With that said, the black dress is one of the very few dark garments in that collection. On the contrary, Habashi’s collection embraced a quite daring color pallet that calls for unique type of women to flaunt.

“The collection is mainly bright. I have used colours such as fuchsia and orange; even though, they are not common in evening wear since they are striking and require very strong personalities to wear them. Nonetheless, to me they indicate how far we need to encounter and experience new things. On the other hand, I have incorporated different kinds of birds through several techniques; embroidery, beads, and feather,” said Habashi.

Eva Habashi Couture is originally an atelier specialised in costume-made dresses. Nonetheless, CFF season eight marks the debut of their ready to wear line.

“Cairo Fashion Festival has a very young audience and surrounding community. Other fashion shows in the capital often have a very different guest list that might not meet my collection’s aesthetic. In my atelier, I often target much older people; however, this particular collection needed a young audience like the one here at Cairo Fashion festival,” said Habashi.

Photo by Asmaa Gamal

“Urban Geisha” by Pacinthe Badran turned many heads including the heads of the London College of Fashion delegates. The soft and sour collection is inspired by the Japanese cherry blossoms, and it highlights the two faces of each and every woman through delicate details and sharp cuts. The collection’s obvious harmony has earned the designer a grant from London College of Fashion to take a short specialised course at the headquarters.

As for Le Conteur, their very first collection told a story of young and fresh women. As the designer aims to unfold the stories of her potential clients, this collection certainly had a positive aura of its own.

“My inspiration for my first collection is nature and the very sophisticated colours found in the wilderness. For me, it reflects the inner beauty of girls. My collection is all about flowers and bright colours,” said Esraa Shaheen, founder of Le Conteur.

Shaheen’s main theme was a bridesmaid concept, whereby all models wore a hand-wear corsage. According to the designer, Le Conteur is French for the storyteller. Therefore, when she starts a collection, she thinks about all perspectives such as the concept, theme, colours, and the feeling that it conjures to the woman wearing it—all to create a cohesive story.

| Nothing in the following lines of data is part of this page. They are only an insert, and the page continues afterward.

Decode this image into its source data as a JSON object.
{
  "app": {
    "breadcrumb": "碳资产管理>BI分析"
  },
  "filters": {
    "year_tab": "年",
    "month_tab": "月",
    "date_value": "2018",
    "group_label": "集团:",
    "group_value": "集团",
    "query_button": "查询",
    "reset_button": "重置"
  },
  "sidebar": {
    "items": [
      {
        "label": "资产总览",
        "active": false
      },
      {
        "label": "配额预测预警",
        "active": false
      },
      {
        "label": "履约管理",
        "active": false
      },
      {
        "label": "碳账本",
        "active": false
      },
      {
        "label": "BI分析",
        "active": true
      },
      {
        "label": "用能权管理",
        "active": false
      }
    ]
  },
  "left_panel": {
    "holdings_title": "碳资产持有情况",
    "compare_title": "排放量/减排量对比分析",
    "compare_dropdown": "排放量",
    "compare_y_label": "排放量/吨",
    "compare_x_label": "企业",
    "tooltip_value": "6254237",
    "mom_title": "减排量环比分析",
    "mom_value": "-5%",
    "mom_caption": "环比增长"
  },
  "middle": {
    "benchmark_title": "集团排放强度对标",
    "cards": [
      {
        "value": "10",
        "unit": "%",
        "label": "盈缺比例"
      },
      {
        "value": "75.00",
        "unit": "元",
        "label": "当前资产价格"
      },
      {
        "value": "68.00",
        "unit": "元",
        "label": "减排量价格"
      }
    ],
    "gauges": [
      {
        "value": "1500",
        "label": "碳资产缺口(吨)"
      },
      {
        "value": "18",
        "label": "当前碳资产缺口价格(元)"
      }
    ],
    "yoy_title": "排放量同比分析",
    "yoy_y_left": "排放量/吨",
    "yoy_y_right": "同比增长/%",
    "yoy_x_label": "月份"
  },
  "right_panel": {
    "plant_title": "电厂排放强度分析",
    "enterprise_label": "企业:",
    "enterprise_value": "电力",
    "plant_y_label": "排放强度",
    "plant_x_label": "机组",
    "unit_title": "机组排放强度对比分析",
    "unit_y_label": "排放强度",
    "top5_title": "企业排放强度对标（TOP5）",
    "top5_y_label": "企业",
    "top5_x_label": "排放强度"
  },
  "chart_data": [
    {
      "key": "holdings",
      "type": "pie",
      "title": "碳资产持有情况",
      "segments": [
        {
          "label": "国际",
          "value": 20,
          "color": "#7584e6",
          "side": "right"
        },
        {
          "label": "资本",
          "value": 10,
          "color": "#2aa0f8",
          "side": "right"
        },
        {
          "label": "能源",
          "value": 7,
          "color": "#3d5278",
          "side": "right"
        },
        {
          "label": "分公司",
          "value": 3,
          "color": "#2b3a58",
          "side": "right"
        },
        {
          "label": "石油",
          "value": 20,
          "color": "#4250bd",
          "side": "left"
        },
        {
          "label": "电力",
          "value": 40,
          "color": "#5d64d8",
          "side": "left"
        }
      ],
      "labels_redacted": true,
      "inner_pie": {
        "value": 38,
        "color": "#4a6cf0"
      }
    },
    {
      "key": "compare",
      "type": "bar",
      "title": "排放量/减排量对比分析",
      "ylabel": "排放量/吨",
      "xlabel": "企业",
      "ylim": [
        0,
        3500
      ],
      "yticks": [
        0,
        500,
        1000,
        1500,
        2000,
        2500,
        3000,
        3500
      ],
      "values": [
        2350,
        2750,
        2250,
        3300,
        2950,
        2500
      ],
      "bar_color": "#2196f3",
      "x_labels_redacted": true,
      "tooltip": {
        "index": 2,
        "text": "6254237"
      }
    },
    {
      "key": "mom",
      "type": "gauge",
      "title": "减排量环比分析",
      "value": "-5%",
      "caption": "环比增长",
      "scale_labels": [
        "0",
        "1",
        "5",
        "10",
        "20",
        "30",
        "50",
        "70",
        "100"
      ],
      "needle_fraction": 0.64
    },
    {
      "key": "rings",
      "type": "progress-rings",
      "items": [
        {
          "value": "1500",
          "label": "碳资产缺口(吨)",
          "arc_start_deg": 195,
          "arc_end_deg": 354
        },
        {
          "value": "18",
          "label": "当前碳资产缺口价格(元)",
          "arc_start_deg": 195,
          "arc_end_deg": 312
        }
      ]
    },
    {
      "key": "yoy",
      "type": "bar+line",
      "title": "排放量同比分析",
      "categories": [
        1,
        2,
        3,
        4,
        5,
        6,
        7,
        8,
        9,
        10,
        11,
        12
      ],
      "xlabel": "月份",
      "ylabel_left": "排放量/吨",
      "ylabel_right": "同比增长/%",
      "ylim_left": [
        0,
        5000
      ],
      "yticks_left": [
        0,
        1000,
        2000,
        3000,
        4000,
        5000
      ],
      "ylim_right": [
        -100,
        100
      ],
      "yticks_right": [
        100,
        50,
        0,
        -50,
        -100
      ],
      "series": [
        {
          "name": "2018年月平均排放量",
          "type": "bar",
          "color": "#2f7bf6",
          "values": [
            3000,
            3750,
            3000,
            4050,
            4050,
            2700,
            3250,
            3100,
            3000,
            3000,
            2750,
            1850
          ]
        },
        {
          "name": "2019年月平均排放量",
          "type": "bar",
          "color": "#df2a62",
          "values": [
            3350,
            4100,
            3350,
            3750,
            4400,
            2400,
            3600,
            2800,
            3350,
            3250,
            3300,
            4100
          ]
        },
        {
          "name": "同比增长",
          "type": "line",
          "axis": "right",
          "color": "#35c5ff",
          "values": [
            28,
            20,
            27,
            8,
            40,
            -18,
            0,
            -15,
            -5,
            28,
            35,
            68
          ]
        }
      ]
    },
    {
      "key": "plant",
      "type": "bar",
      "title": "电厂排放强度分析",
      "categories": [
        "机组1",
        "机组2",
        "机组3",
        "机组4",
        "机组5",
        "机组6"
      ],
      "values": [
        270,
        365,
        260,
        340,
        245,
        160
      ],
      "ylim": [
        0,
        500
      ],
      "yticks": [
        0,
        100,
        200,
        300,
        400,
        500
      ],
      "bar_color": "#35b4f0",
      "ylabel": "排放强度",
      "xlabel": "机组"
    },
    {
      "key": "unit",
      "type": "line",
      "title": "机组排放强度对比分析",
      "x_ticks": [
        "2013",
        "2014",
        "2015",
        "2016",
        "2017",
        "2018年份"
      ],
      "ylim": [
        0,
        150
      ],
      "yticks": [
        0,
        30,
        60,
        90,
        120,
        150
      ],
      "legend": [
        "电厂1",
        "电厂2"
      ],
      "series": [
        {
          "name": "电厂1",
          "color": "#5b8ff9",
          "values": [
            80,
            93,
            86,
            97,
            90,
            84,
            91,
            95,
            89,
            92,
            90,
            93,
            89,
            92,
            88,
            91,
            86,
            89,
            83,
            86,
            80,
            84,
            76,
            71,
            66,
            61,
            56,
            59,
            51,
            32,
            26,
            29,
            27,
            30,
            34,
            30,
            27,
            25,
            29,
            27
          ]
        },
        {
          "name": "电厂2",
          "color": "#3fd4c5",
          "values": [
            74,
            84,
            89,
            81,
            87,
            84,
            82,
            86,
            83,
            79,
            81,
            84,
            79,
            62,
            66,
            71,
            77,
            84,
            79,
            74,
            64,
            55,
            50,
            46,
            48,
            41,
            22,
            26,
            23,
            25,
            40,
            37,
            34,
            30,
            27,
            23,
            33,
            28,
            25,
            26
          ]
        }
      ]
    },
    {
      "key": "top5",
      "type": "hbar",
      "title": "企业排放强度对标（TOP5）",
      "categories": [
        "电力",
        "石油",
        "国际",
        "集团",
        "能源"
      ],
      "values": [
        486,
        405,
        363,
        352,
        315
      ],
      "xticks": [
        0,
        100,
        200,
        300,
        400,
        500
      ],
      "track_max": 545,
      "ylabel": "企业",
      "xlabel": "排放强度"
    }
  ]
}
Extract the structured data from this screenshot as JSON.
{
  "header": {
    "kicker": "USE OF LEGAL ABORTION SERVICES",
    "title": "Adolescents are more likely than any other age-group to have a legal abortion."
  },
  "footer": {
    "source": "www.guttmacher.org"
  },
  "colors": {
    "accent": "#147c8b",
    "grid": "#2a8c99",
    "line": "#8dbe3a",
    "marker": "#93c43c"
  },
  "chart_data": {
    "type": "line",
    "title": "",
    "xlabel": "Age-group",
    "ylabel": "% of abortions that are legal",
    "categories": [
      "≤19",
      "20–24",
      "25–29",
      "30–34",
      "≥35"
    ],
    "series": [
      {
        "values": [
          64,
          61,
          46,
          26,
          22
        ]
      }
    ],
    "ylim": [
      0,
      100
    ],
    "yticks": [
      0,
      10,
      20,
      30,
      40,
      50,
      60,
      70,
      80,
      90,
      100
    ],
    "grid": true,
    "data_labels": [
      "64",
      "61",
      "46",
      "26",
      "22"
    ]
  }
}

As for her reasons to choose CFF as a launch platform for her newly born fashion label, Shaheen said that it is all in the event’s consistency and organisation. “Cairo Fashion Festival is the biggest seasonal fashion event that takes place in Cairo. Therefore, it is an ideal starting point for me in order to get great exposure and professional experience,” said Shaheen.

The night also witnessed the debut of Norine Farah’s very first ready to wear collection. Originally, the designer showcased her first couture collection on the same runway few seasons earlier. Nonetheless, after winning the DHL competition last season, Farah came back to showcase her newest masterpiece, Captured.

For this particular collection, Farah created her own fabrics, using enchanting images of nature. The practical garments captured the scenery of mountains and rivers as well as magnificent skylines, while staying true to Farah’s signature cuts and edgy necklines.

As for this year’s DHL competition, many designers put great effort into reinterpreting the brand’s iconic colours and persona. Nonetheless, the winner earned it for his smart comparison between modern and retro. Ahmed Hamdy created a theatrical tuxedo using the brand’s materials. It is safe to say that this particular fashion statement will not be forgotten any time soon.